To: The Game Industry
From: Gen Katz, Editor
Topic: Information Please
Date: Dec 2008

I grew up in the day when "Read the ------- manual" was the standard answer to cries for help. In reviewing games, I still read the manual to get the scope of the game. In far too many cases they are woefully deplorable, inadequate and casually ignore the needs of the player.

Take for example, including a labeled image of the console in the manual. Why does the Wii have the sparsest of the info? A relatively new console, geared towards the casual player, one that has the complexity of two controllers, it provides manuals with no images and with a list which doesn't even specify which controller the buttons are on. Meanwhile - the old and familiar PS2 - out since 2000, always includes an informational image in its manuals. The DS is not absolved from being stingy with information. As games for a this handheld move away from simple arcade games to become deeper and more intricate, players need and deserve adequate instruction. Simply, as a reviewer, I pop games into the DS like Chiclets - it would be handy, indeed crucial to know where the saves are.
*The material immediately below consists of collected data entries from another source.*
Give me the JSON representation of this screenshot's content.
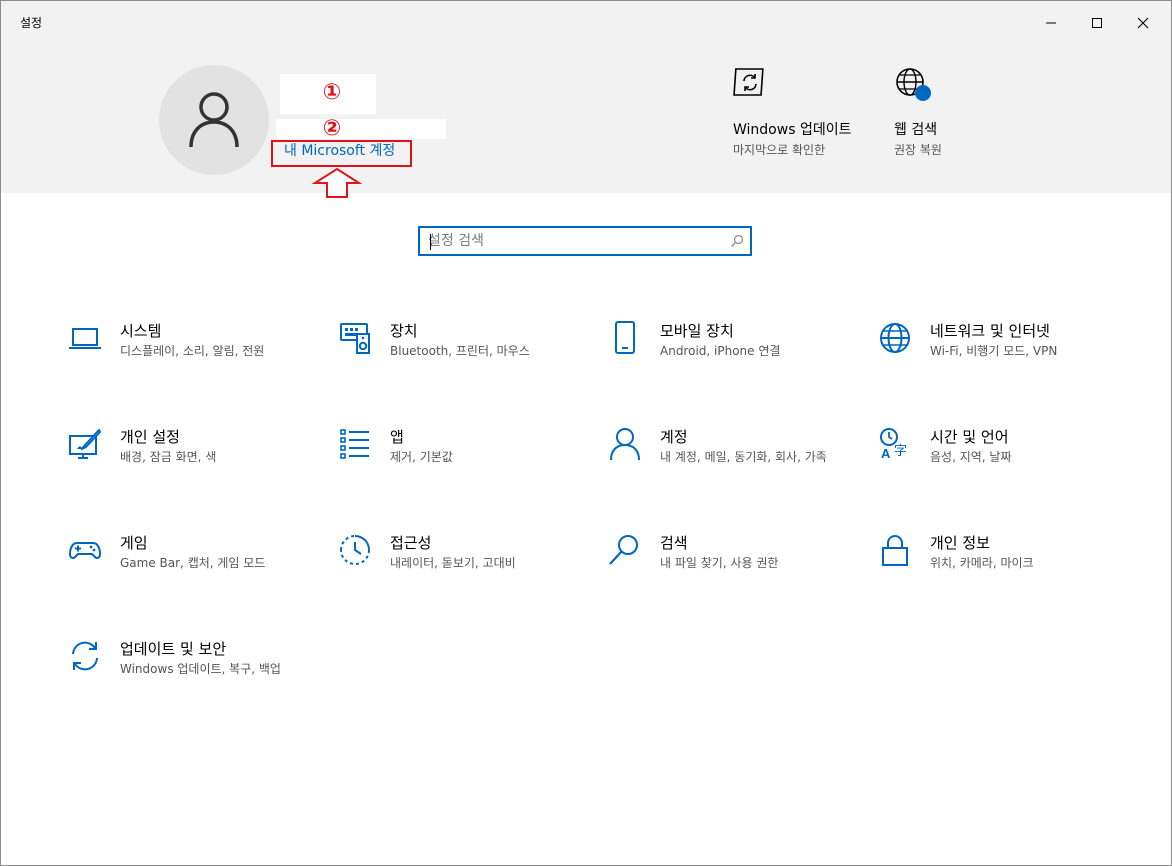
{
  "window": {
    "title": "설정",
    "minimize_label": "최소화",
    "maximize_label": "최대화",
    "close_label": "닫기"
  },
  "account": {
    "markers": [
      "①",
      "②"
    ],
    "ms_account_link": "내 Microsoft 계정"
  },
  "quick_links": [
    {
      "title": "Windows 업데이트",
      "subtitle": "마지막으로 확인한",
      "icon": "windows-update-icon"
    },
    {
      "title": "웹 검색",
      "subtitle": "권장 복원",
      "icon": "web-search-icon"
    }
  ],
  "search": {
    "placeholder": "설정 검색",
    "value": "",
    "icon": "search-icon"
  },
  "categories": [
    {
      "title": "시스템",
      "subtitle": "디스플레이, 소리, 알림, 전원",
      "icon": "laptop-icon"
    },
    {
      "title": "장치",
      "subtitle": "Bluetooth, 프린터, 마우스",
      "icon": "devices-icon"
    },
    {
      "title": "모바일 장치",
      "subtitle": "Android, iPhone 연결",
      "icon": "phone-icon"
    },
    {
      "title": "네트워크 및 인터넷",
      "subtitle": "Wi-Fi, 비행기 모드, VPN",
      "icon": "globe-icon"
    },
    {
      "title": "개인 설정",
      "subtitle": "배경, 잠금 화면, 색",
      "icon": "personalization-icon"
    },
    {
      "title": "앱",
      "subtitle": "제거, 기본값",
      "icon": "apps-list-icon"
    },
    {
      "title": "계정",
      "subtitle": "내 계정, 메일, 동기화, 회사, 가족",
      "icon": "person-icon"
    },
    {
      "title": "시간 및 언어",
      "subtitle": "음성, 지역, 날짜",
      "icon": "time-language-icon"
    },
    {
      "title": "게임",
      "subtitle": "Game Bar, 캡처, 게임 모드",
      "icon": "gamepad-icon"
    },
    {
      "title": "접근성",
      "subtitle": "내레이터, 돋보기, 고대비",
      "icon": "accessibility-icon"
    },
    {
      "title": "검색",
      "subtitle": "내 파일 찾기, 사용 권한",
      "icon": "search-icon"
    },
    {
      "title": "개인 정보",
      "subtitle": "위치, 카메라, 마이크",
      "icon": "lock-icon"
    },
    {
      "title": "업데이트 및 보안",
      "subtitle": "Windows 업데이트, 복구, 백업",
      "icon": "sync-icon"
    }
  ],
  "colors": {
    "accent": "#0067c0",
    "annotation_red": "#e0131a",
    "header_bg": "#f2f2f2"
  }
}
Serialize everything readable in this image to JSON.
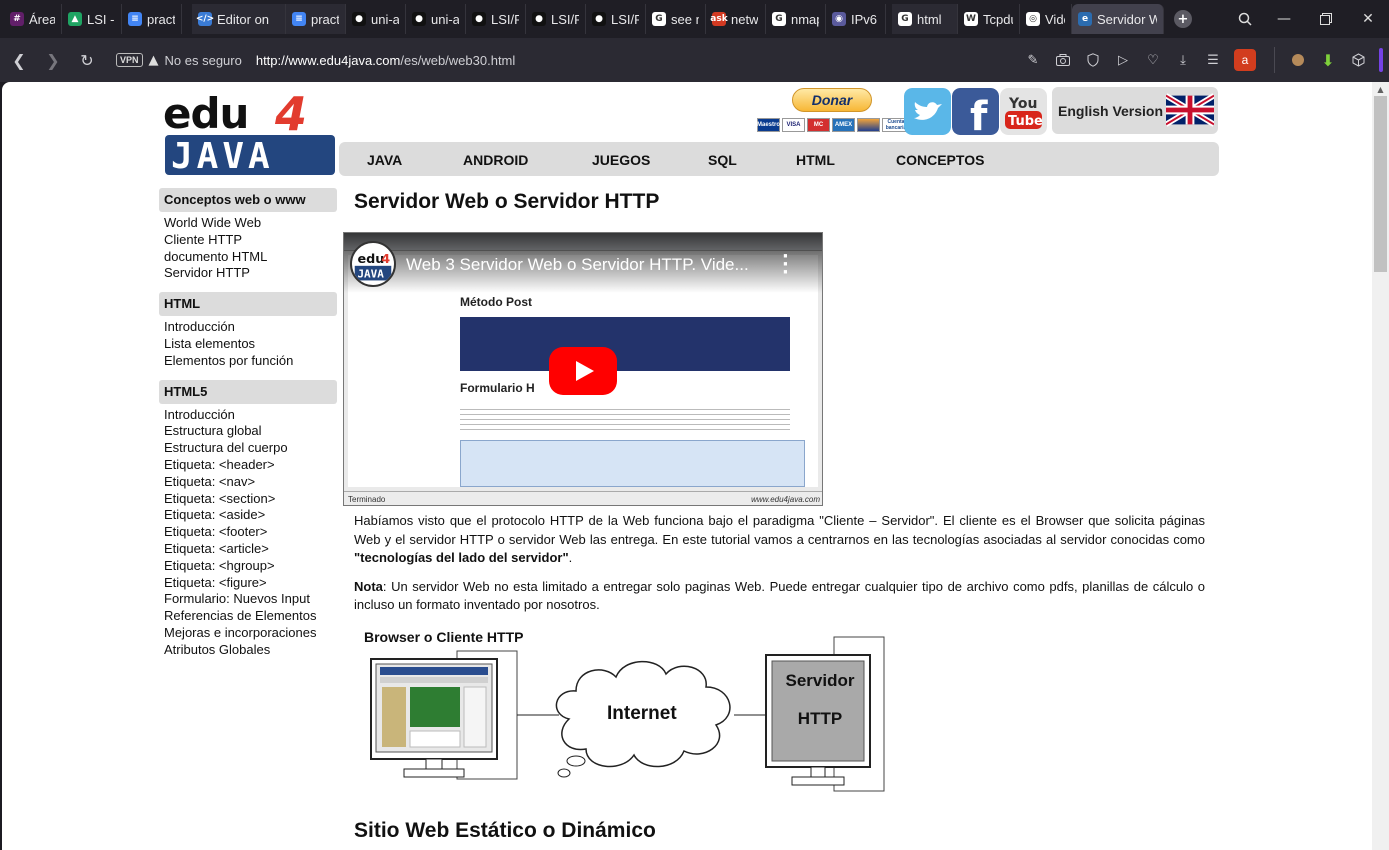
{
  "browser": {
    "tabs": [
      {
        "label": "Área p",
        "icon": "slack-icon",
        "color": "#611f69"
      },
      {
        "label": "LSI - C",
        "icon": "google-drive-icon",
        "color": "#1fa463"
      },
      {
        "label": "practi",
        "icon": "google-docs-icon",
        "color": "#4285f4"
      },
      {
        "label": "Editor on",
        "icon": "code-editor-icon",
        "color": "#3a7bd5"
      },
      {
        "label": "practi",
        "icon": "google-docs-icon",
        "color": "#4285f4"
      },
      {
        "label": "uni-a",
        "icon": "github-icon",
        "color": "#111111"
      },
      {
        "label": "uni-a",
        "icon": "github-icon",
        "color": "#111111"
      },
      {
        "label": "LSI/P",
        "icon": "github-icon",
        "color": "#111111"
      },
      {
        "label": "LSI/P",
        "icon": "github-icon",
        "color": "#111111"
      },
      {
        "label": "LSI/P",
        "icon": "github-icon",
        "color": "#111111"
      },
      {
        "label": "see n",
        "icon": "google-icon",
        "color": "#ffffff"
      },
      {
        "label": "netw",
        "icon": "ask-icon",
        "color": "#d33a22"
      },
      {
        "label": "nmap",
        "icon": "google-icon",
        "color": "#ffffff"
      },
      {
        "label": "IPv6",
        "icon": "eye-icon",
        "color": "#5a5a9c"
      },
      {
        "label": "html",
        "icon": "google-icon",
        "color": "#ffffff"
      },
      {
        "label": "Tcpdu",
        "icon": "wikipedia-icon",
        "color": "#ffffff"
      },
      {
        "label": "Video",
        "icon": "globe-icon",
        "color": "#ffffff"
      },
      {
        "label": "Servidor W",
        "icon": "edu4java-icon",
        "color": "#2b6cb0"
      }
    ],
    "new_tab": "+",
    "address": {
      "vpn": "VPN",
      "security": "No es seguro",
      "url_domain": "http://www.edu4java.com",
      "url_path": "/es/web/web30.html"
    },
    "extension_letter": "a"
  },
  "site": {
    "donate_label": "Donar",
    "cards": [
      "Maestro",
      "VISA",
      "MC",
      "AMEX",
      "",
      "Cuenta bancaria"
    ],
    "language_label": "English Version",
    "menu": [
      "JAVA",
      "ANDROID",
      "JUEGOS",
      "SQL",
      "HTML",
      "CONCEPTOS"
    ],
    "sidebar": [
      {
        "title": "Conceptos web o www",
        "items": [
          "World Wide Web",
          "Cliente HTTP",
          "documento HTML",
          "Servidor HTTP"
        ]
      },
      {
        "title": "HTML",
        "items": [
          "Introducción",
          "Lista elementos",
          "Elementos por función"
        ]
      },
      {
        "title": "HTML5",
        "items": [
          "Introducción",
          "Estructura global",
          "Estructura del cuerpo",
          "Etiqueta: <header>",
          "Etiqueta: <nav>",
          "Etiqueta: <section>",
          "Etiqueta: <aside>",
          "Etiqueta: <footer>",
          "Etiqueta: <article>",
          "Etiqueta: <hgroup>",
          "Etiqueta: <figure>",
          "Formulario: Nuevos Input",
          "Referencias de Elementos",
          "Mejoras e incorporaciones",
          "Atributos Globales"
        ]
      }
    ],
    "title": "Servidor Web o Servidor HTTP",
    "video": {
      "title": "Web 3 Servidor Web o Servidor HTTP. Vide...",
      "heading1": "Método Post",
      "heading2": "Formulario H",
      "status_left": "Terminado",
      "status_right": "www.edu4java.com"
    },
    "para1_a": "Habíamos visto que el protocolo HTTP de la Web funciona bajo el paradigma \"Cliente – Servidor\". El cliente es el Browser que solicita páginas Web y el servidor HTTP o servidor Web las entrega. En este tutorial vamos a centrarnos en las tecnologías asociadas al servidor conocidas como ",
    "para1_b": "\"tecnologías del lado del servidor\"",
    "para1_c": ".",
    "para2_a": "Nota",
    "para2_b": ": Un servidor Web no esta limitado a entregar solo paginas Web. Puede entregar cualquier tipo de archivo como pdfs, planillas de cálculo o incluso un formato inventado por nosotros.",
    "diagram": {
      "client_label": "Browser o Cliente HTTP",
      "cloud_label": "Internet",
      "server_line1": "Servidor",
      "server_line2": "HTTP"
    },
    "subtitle": "Sitio Web Estático o Dinámico"
  }
}
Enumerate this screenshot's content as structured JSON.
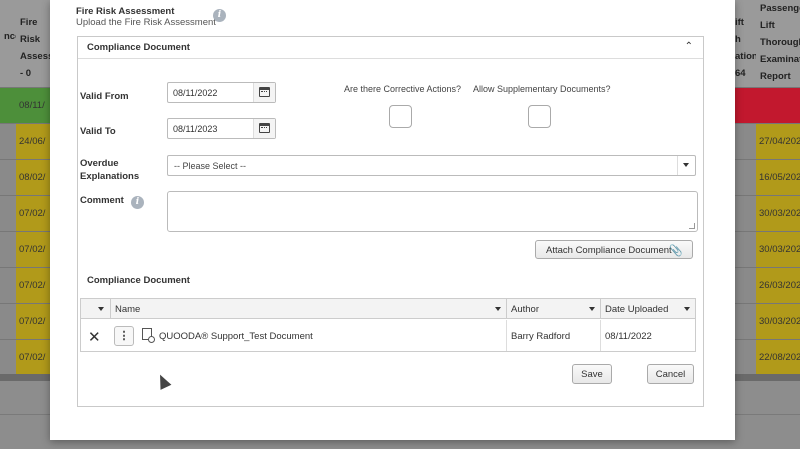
{
  "background": {
    "headers": {
      "left_col": "nce",
      "fire_risk": "Fire Risk\nAssessm\n- 0",
      "lift_partial": "ift\nh\nation\n64",
      "passenger_lift": "Passenge\nLift\nThorough\nExaminati\nReport - 6"
    },
    "left_cells": [
      "08/11/",
      "24/06/",
      "08/02/",
      "07/02/",
      "07/02/",
      "07/02/",
      "07/02/",
      "07/02/"
    ],
    "right_cells": [
      "",
      "27/04/202",
      "16/05/202",
      "30/03/202",
      "30/03/202",
      "26/03/202",
      "30/03/202",
      "22/08/202"
    ]
  },
  "modal": {
    "title": "Fire Risk Assessment",
    "subtitle": "Upload the Fire Risk Assessment",
    "panel_title": "Compliance Document",
    "valid_from_label": "Valid From",
    "valid_from_value": "08/11/2022",
    "valid_to_label": "Valid To",
    "valid_to_value": "08/11/2023",
    "corrective_label": "Are there Corrective Actions?",
    "supplementary_label": "Allow Supplementary Documents?",
    "overdue_label": "Overdue Explanations",
    "overdue_value": "-- Please Select --",
    "comment_label": "Comment",
    "attach_label": "Attach Compliance Document",
    "doc_section_title": "Compliance Document",
    "table": {
      "columns": [
        "Name",
        "Author",
        "Date Uploaded"
      ],
      "rows": [
        {
          "name": "QUOODA® Support_Test Document",
          "author": "Barry Radford",
          "date": "08/11/2022"
        }
      ]
    },
    "save_label": "Save",
    "cancel_label": "Cancel"
  }
}
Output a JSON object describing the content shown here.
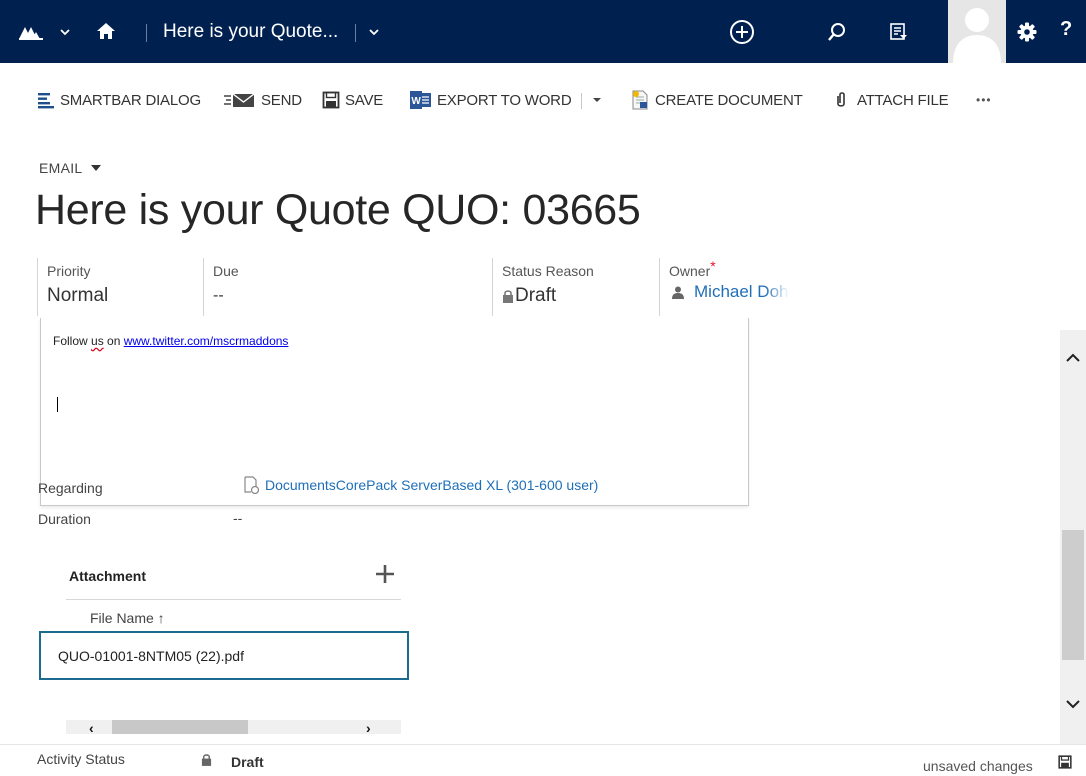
{
  "colors": {
    "navbar": "#002050",
    "link": "#1f6fb8",
    "required": "#e81123",
    "focus": "#1b6a8f"
  },
  "navbar": {
    "title": "Here is your Quote...",
    "icons": [
      "dynamics-logo-icon",
      "chevron-down-icon",
      "home-icon",
      "plus-circle-icon",
      "search-icon",
      "advanced-find-icon",
      "user-avatar",
      "gear-icon",
      "help-icon"
    ],
    "help": "?"
  },
  "commands": {
    "smartbar": "SMARTBAR DIALOG",
    "send": "SEND",
    "save": "SAVE",
    "export": "EXPORT TO WORD",
    "create": "CREATE DOCUMENT",
    "attach": "ATTACH FILE",
    "more": "•••"
  },
  "header": {
    "entity": "EMAIL",
    "title": "Here is your Quote QUO: 03665",
    "fields": [
      {
        "label": "Priority",
        "value": "Normal"
      },
      {
        "label": "Due",
        "value": "--"
      },
      {
        "label": "Status Reason",
        "value": "Draft"
      },
      {
        "label": "Owner",
        "value": "Michael Doh",
        "required": "*"
      }
    ]
  },
  "body": {
    "follow_prefix": "Follow ",
    "follow_us": "us",
    "follow_on": " on ",
    "follow_link": "www.twitter.com/mscrmaddons"
  },
  "form": {
    "regarding_label": "Regarding",
    "regarding_value": "DocumentsCorePack ServerBased XL (301-600 user)",
    "duration_label": "Duration",
    "duration_value": "--"
  },
  "attachments": {
    "title": "Attachment",
    "column": "File Name ↑",
    "rows": [
      "QUO-01001-8NTM05 (22).pdf"
    ]
  },
  "footer": {
    "status_label": "Activity Status",
    "status_value": "Draft",
    "unsaved": "unsaved changes"
  }
}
In-game instruction is an attempt to makeup for the dearth of information in manuals. That too needs work. In-game instructions should not be patterned after flash cards. Testing with three different age groups with varying levels of reading ability - I found that instructions disappeared from the screen too quickly, plus they were irretrievable. Instructions should stay on the screen until dismissed by the "A" button and they must be retrievable somehow in the game.

Text on screen demands extra special care to make sure that it is legible. Blocky-arty letters melt into blobs and light gray text on dark gray may look great on party invitations but it is lousy both on the screen and in manuals. And while we're at it - consider those who are color-blind.

Save seems to be a dirty word, often not appearing at all or almost as an afterthought. In the opening list of the game choices, New Game/Load Game/Multiplayer, Save belongs right after Load Game! Before I set a kid up with a game - I tell him/her how the game saves - it helps avoid tears and flying controllers. For adults, informed saves are at least a courtesy for those who don't have the luxury to play for 20 hours straight.

On the other hand, I think that there is a game playing gene. How else can I explain my five year old grandson, holding onto his Christmas DS as though it were an extension of his hands, refusing any help and completing five levels before dessert.

And I just found out that used DS games are being sold with neither the original box and cover information nor the manual! Oh, well!